He found a trail where there was no trail, carrying them through a muskeg slough, and then up the steep hill they had climbed two days ago, but this time by a more tortuous route, hidden behind a ridge. He located a ledge where the marshal could not see; a ledge about opposite the promontory and made camp. He’d brought binoculars this time. He set up a little screen of stones and shale on the crest of the ridge and sprawled out comfortably to watch Grizzly Bill’s shelf.
It was clear that their visit had the giant worried. He moved restlessly around the neighborhood of the cabin all the rest of the day. From time to time he’d sweep the promontory and the front trail with his ’scope. A half dozen times, he walked down to the edge of the glacier and stood there staring.
The marshal watched the proceedings sourly. He growled, “He’s not going to risk going out into that crevasse field in this weather. And if he does, what about it? If those crevasses are opening and closing, how are we going to find the right one, except for luck, even if we see him visit it from here?”
“There you go again,” Cluny grunted without offense. “It’s just on account of you don’t know grizzlies, marshal.”
The marshal fumed. He fumed harder when nothing of consequence happened by sundown. One thing he was sure of, Grizzly wouldn’t risk that glacier in the dark!
Grizzly Bill was down at the edge, though, not long after daylight. He scanned the slopes on their side of the glacier half a dozen times. Finally, he went back to his cabin and came out wearing a winter parka. He carried a rope and climber’s pick. He sprawled out by the edge of the ice bridge and scarcely moved to mid-morning.
Suddenly, he straightened, cutting some sign Tim Cluny could not catch from where he was. He jumped his enormous body erect with amazing spryness. A moment later he was hustling across the icebridge with his rope and pick. He passed through some low-pressure ridges, indistinguishable to the marshal, except that he kept appearing and disappearing against the field of gleaming white.
Finally he appeared very clearly and stopped and dropped his rope and hunkered at a particular spot. The marshal’s heart began to beat with the hard rhythm of excitement every law dog feels when a difficult chase shows signs of closing. But Grizzly did nothing after that. He just hunkered there like a man at a fishole in the ice.
Cluny said, “Guess we can go back now, marshal.”
Waring stared at him. “Nothing’s happened!”
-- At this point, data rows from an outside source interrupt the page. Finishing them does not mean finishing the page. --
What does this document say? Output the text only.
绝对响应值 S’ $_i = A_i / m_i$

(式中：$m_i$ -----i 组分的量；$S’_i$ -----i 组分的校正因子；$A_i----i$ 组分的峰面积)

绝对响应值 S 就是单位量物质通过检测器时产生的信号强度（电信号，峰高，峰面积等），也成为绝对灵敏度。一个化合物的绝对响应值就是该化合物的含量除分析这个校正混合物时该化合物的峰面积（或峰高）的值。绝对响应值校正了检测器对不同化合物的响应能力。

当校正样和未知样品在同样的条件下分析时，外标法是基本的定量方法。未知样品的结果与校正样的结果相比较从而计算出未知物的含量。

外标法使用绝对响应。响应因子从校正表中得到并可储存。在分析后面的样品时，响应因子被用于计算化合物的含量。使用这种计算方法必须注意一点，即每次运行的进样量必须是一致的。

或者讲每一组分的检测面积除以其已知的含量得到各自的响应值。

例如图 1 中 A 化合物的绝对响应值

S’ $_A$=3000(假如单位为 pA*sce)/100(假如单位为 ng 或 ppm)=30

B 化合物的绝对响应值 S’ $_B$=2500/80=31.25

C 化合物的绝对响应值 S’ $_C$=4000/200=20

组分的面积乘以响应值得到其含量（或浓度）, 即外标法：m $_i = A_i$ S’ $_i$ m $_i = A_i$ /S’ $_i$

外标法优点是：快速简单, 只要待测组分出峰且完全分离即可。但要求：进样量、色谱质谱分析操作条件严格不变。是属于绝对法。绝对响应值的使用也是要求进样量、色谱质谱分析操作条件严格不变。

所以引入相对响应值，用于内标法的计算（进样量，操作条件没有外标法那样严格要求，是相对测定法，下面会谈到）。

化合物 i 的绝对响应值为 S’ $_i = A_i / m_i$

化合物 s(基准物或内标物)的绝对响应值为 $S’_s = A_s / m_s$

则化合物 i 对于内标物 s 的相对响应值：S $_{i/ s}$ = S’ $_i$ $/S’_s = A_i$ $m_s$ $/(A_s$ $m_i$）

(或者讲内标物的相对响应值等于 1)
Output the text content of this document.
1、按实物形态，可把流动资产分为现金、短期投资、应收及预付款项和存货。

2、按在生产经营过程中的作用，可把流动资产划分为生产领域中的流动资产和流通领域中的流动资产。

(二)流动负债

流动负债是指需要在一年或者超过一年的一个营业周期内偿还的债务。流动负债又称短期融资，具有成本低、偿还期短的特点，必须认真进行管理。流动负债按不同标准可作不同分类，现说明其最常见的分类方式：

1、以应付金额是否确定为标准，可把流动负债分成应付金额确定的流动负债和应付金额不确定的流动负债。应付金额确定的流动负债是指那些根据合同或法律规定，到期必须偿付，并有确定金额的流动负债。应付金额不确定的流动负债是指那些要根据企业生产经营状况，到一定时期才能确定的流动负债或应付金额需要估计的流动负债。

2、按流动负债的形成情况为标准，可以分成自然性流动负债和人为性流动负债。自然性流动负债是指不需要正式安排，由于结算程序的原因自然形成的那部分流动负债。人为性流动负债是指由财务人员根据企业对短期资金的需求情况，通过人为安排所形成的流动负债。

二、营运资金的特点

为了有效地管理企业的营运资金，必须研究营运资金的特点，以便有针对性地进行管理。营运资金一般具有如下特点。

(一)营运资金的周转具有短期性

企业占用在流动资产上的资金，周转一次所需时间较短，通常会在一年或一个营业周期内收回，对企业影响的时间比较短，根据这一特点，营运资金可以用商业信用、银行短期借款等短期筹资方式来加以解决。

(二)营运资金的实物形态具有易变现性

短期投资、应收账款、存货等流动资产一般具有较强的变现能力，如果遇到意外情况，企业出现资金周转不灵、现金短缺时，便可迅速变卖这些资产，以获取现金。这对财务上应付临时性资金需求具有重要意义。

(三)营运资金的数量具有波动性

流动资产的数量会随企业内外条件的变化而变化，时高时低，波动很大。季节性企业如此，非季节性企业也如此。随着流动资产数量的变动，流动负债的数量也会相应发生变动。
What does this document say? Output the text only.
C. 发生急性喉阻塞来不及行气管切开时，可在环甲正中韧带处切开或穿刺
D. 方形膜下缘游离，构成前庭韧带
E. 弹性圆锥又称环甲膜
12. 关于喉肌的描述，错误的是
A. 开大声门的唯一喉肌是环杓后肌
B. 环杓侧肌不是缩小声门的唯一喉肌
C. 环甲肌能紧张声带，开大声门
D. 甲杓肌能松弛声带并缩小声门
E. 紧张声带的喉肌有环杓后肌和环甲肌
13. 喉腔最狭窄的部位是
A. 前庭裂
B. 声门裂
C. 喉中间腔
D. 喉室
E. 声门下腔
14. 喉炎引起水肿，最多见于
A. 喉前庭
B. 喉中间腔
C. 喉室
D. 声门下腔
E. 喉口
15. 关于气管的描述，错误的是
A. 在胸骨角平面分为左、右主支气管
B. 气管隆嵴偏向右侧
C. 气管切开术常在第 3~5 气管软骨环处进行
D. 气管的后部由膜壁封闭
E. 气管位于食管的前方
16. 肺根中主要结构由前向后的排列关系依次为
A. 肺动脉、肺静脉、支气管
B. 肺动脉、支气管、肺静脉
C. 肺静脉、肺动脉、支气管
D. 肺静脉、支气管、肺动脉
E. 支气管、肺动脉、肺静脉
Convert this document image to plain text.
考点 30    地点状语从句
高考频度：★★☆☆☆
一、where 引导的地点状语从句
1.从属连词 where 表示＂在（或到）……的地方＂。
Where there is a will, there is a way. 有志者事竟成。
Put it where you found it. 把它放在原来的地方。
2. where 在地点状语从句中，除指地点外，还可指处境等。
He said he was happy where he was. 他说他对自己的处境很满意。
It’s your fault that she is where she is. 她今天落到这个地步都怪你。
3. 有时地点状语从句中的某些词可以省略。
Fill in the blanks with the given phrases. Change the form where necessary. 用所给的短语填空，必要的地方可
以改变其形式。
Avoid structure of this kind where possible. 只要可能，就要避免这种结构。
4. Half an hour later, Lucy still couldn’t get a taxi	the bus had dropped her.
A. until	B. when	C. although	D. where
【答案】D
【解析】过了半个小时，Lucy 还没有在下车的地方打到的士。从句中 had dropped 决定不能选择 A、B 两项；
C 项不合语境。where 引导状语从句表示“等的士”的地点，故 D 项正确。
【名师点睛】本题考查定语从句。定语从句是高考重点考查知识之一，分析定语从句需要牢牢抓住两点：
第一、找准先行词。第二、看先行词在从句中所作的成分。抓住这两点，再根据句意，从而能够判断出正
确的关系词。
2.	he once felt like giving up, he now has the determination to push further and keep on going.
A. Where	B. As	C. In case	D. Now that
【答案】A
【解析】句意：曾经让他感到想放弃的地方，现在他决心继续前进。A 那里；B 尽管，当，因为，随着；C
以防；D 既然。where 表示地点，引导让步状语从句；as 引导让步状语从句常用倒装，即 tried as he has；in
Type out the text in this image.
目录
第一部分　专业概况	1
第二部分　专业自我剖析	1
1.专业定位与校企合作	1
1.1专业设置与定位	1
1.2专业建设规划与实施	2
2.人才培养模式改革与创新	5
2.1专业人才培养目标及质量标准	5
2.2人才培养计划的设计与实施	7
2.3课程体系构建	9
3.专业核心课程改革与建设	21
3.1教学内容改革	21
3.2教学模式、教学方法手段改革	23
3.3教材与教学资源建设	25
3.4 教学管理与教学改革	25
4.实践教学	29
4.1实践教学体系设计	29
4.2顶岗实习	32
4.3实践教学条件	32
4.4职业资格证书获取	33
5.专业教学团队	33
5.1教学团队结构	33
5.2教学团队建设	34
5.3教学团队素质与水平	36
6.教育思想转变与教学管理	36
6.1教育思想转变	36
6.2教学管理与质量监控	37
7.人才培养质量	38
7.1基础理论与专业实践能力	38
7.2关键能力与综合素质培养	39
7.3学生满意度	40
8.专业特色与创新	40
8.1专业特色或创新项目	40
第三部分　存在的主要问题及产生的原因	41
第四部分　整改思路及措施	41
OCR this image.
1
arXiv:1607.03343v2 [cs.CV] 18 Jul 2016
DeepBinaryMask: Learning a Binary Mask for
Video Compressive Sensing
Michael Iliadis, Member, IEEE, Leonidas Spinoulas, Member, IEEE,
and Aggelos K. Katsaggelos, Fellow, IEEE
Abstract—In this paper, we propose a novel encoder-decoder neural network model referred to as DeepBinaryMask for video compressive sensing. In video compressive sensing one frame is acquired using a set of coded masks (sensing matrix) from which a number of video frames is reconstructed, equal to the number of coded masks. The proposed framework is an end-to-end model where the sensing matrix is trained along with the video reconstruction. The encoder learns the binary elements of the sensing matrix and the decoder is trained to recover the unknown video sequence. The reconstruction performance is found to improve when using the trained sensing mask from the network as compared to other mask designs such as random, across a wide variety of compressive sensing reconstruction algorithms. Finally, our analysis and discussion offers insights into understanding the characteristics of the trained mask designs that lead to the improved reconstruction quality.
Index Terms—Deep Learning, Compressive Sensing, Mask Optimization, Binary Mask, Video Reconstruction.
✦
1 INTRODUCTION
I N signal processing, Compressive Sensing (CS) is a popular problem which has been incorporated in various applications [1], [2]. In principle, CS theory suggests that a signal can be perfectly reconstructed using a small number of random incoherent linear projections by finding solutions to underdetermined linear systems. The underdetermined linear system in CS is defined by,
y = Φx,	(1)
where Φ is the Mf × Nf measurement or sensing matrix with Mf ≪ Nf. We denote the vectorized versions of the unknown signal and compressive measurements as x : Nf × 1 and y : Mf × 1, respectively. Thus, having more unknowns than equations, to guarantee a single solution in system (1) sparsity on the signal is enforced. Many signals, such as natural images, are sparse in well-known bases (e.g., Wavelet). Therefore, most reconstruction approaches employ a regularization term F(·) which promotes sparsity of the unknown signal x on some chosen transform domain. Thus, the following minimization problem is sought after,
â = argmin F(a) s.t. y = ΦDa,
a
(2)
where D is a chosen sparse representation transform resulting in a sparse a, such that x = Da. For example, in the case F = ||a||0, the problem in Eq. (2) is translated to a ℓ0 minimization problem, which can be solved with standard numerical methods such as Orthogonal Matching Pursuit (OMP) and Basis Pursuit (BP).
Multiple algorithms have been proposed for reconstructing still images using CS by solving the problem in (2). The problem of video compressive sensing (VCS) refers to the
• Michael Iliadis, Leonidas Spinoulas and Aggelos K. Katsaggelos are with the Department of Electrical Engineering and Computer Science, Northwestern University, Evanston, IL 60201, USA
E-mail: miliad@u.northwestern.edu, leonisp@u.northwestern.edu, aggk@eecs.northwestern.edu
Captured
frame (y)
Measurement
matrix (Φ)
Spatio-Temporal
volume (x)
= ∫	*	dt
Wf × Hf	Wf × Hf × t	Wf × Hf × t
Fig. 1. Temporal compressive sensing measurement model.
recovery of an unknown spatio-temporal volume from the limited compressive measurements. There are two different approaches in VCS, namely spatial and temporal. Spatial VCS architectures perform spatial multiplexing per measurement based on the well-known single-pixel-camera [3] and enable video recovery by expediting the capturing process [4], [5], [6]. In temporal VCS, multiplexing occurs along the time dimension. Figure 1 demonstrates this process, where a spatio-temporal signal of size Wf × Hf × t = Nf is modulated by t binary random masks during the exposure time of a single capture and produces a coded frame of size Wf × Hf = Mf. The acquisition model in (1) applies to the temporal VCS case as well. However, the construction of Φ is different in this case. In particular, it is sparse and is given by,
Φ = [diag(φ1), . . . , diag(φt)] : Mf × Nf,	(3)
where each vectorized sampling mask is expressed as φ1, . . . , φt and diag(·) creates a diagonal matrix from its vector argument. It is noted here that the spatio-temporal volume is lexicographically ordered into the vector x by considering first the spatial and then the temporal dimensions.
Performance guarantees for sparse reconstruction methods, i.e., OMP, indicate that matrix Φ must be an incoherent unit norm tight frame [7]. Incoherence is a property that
“Oh, something will happen by the time we get there,” Cluny grunted, with firm assurance, “Grizzly’s a pretty good man in the bush. He knows that glacier. But nothing this side of hell would get
With his leg muscles and back feeling like he’d been wracked, the marshal followed Cluny down to the highway. He was convinced that leaving their vantage point was a big mistake. Grizzly might be up to nothing more suspicious than chopping a chunk of the particularly hard blue ice the sourdoughs rated so highly in this weather. If Grizzly was up to something grimmer, they might lose the evidence they could have gotten with the marshal’s telescopic camera. But Cluny apparently had something in his mind, and this being wilderness bush, it was really his show.
They drove back up the road to the other trail, and made the stiff climb back to Grizzly’s. He wasn’t around the cabin, so he was probably still out on the glacier. Cluny led the way across the ice bridge and through the pressure ridge. They came out onto clear surface two hundred yards below Grizzly just as he hauled something heavy out of the maw of the blue white ice.
What he hauled up was thickly frosted, but it was recognizable enough to be grim. The marshal drew his automatic as Grizzly turned, with the rope across his shoulder, ready to haul something back across the glacier.
The giant froze, watching them solidly as they came toward him. He slacked on the rope and started to shift his weight from one foot to the other, exactly like a bear.
“You boys got me to thinking maybe she did come out here so I come to take a look. She’s kept good enough for decent burying, but her head got kind of bashed when she fell in.”
“We can prove that in the laboratory fast enough,” Waring said grimly.
“You can?” Grizzly asked with surprise. “You mean you can tell how her head got so kind of dented?”
The marshal nodded, but Grizzly’s thoughts didn’t seem to be on his answer. He glanced up at the sun and then his eyes sought some telltale bit of shadow somewhere. Suddenly he gave a snarling laugh and kicked back with right boot, hurtling his wife’s corpse back into the crevasse. His wild laugh rose to a roar of humor.
But he had put down his foot in a coil of the rope and now it caught and jerked him flat. He clawed, but there was nothing to claw into on ice that had slicked with the many melts and refreezings of August. Roaring invective, he was dragged back into the crevasse himself.